Medical journalist uses her passion for science and storytelling to tackle health disparities.
Sometimes the best medicine begins with a well-told story. Medical journalist Celine Gounder, MD ’04, has covered the Ebola outbreak, the Zika virus, the coronavirus pandemic, and the opioid overdose and gun violence epidemics in print and on television. Now, Gounder hosts and produces the podcast American Diagnosis, on health and social justice, and the podcast Epidemic, offering in-depth coverage of the coronavirus (SARS-CoV-2/COVID-19) outbreak. A clinical assistant professor of medicine at New York University, Gounder also cares for patients at Bellevue Hospital Center and tribal health facilities around the U.S. She was named one of People Magazine’s “25 Women Changing the World” in 2017. Below, she answers our questions about translating science into positive change.
What inspired you to shift your career focus to medical journalism?
The idea really dates back to when I was working in global health, studying tuberculosis and HIV in Brazil and Sub-Saharan Africa. A lot of the research we were doing was just living in academic journals. There was this huge gap in terms of translating the science into impact, and I’m all about impact. One of the most important ways to achieve that is to communicate the information to a broader audience — the public, policy makers, and activists, for example — who can make use of it.
Why did you decide to start a podcast?
It’s hard to tell a nuanced story about health care in 800 words or a five-minute TV spot. What attracted me to podcasting was the length of time people listen — usually the duration of their commute, about 20–30 minutes. They can multitask and have a little more bandwidth to take in something longer.

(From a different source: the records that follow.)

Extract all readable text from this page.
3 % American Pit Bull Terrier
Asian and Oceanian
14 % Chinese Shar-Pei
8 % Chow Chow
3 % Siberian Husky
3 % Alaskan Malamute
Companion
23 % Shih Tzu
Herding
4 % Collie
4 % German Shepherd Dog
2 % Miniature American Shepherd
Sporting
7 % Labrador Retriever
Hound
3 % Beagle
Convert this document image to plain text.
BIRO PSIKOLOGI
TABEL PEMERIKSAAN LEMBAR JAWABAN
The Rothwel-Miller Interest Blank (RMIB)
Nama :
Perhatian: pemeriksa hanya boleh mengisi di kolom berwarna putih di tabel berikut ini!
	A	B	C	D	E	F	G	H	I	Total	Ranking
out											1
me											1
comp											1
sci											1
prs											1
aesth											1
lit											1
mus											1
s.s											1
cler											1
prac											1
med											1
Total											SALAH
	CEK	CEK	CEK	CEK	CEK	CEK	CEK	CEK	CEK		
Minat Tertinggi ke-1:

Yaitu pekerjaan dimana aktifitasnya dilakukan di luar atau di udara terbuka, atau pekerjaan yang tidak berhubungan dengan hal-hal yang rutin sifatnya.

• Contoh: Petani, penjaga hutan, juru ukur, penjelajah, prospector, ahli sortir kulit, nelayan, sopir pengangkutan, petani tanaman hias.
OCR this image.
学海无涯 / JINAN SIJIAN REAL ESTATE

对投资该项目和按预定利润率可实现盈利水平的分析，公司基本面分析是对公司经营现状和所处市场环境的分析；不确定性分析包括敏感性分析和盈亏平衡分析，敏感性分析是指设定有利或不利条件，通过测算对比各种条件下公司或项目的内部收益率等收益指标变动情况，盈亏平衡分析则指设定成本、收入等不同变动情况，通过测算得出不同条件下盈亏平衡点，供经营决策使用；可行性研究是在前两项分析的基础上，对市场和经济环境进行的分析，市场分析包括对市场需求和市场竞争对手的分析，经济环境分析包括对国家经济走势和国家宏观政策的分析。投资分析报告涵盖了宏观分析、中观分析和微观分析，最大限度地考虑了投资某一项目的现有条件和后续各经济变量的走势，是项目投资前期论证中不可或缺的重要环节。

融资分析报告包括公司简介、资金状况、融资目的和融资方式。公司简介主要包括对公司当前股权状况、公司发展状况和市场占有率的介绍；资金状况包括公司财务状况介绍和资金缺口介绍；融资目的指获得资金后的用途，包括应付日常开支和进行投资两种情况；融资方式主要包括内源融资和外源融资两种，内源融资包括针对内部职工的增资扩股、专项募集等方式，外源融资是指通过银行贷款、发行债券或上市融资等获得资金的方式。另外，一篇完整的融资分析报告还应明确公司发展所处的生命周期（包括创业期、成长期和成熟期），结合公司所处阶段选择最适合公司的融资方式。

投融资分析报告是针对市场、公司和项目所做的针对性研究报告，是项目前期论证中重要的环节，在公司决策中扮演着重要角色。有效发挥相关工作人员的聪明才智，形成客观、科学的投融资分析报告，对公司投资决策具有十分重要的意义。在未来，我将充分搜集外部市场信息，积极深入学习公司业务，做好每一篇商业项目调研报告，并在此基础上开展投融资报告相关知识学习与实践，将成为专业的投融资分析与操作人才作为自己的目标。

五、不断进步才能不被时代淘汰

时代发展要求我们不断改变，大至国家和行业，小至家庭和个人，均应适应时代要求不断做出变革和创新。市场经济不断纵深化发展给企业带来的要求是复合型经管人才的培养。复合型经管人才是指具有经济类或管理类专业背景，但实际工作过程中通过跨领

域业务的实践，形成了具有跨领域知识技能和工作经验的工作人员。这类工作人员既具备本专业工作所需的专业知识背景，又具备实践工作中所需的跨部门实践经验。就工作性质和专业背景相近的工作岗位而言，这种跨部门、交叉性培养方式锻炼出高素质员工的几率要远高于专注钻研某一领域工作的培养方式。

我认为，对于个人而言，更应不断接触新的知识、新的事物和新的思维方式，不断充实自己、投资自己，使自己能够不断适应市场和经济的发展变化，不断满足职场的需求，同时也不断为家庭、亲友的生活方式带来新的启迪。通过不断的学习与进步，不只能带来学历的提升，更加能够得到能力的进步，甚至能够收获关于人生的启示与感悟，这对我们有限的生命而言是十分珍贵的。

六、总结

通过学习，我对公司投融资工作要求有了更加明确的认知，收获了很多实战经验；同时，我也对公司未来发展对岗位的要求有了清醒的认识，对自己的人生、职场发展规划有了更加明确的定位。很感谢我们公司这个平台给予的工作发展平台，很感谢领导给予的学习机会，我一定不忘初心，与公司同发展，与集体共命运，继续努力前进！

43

I felt like this platform would allow me to tell more intimate stories.
How do you choose the themes of your podcast?
Each season of American Diagnosis explores a pressing social issue or a public health disparity we’re facing right now, like mental health or gun violence. When I launched the podcast in 2016, as politicians were chipping away at the Affordable Care Act, I witnessed the impact on my patients in the hospital. I felt like that’s where I needed to be in terms of story.
In 2016, you traveled the U.S. on an “ill-health tour.” What was that like and what did you learn from it?
In the aftermath of the 2016 elections, I felt like I was missing something. I set up short-term contract clinical jobs around the country so I could see what the problems were firsthand. I quickly gravitated toward working on Indian reservations and with tribal facilities, where I saw the greatest need and the biggest resource gaps. I learned a lot; a later season of American Diagnosis will focus on indigenous health and the intersections with history, culture and language.
What role can scholarships play in addressing some of the health disparities you’ve witnessed?
We know that when providers come from the communities their patients come from, when they share the same language and culture, patients’ outcomes are better. Scholarships are really important for diversifying the health care workforce. They’re a game-changer, particularly for people of color and immigrants. Scholarships allow you to entertain specialties, like family medicine and infectious disease, which are less lucrative, because you’re not as worried about paying off student debt.
How did your experience at UW Medicine help prepare you for your unique career path?
I learned how to advocate for myself, because if what you need in your job or training doesn’t exist, you may have to create it. UW Medicine has a really strong program in infectious diseases and public health, but when I was a medical student, there weren’t obvious ways to pursue global health as a career. So I co-founded the International Health Group to create more mentorship opportunities and infrastructure. It was nice to be supported in that effort by faculty and staff. Paul Ramsey was a big advocate; it was amazing to have him in my corner.
What do you enjoy about medical journalism and what’s next for you?
I’ve enjoyed being creative, as opposed to just climbing the ladder that’s been set out before me. For me, that’s fun. I get approached a lot about how others can be part of something like this, so in the future, I’d like to create opportunities for people in training, whether it’s medical students, residents or fellows.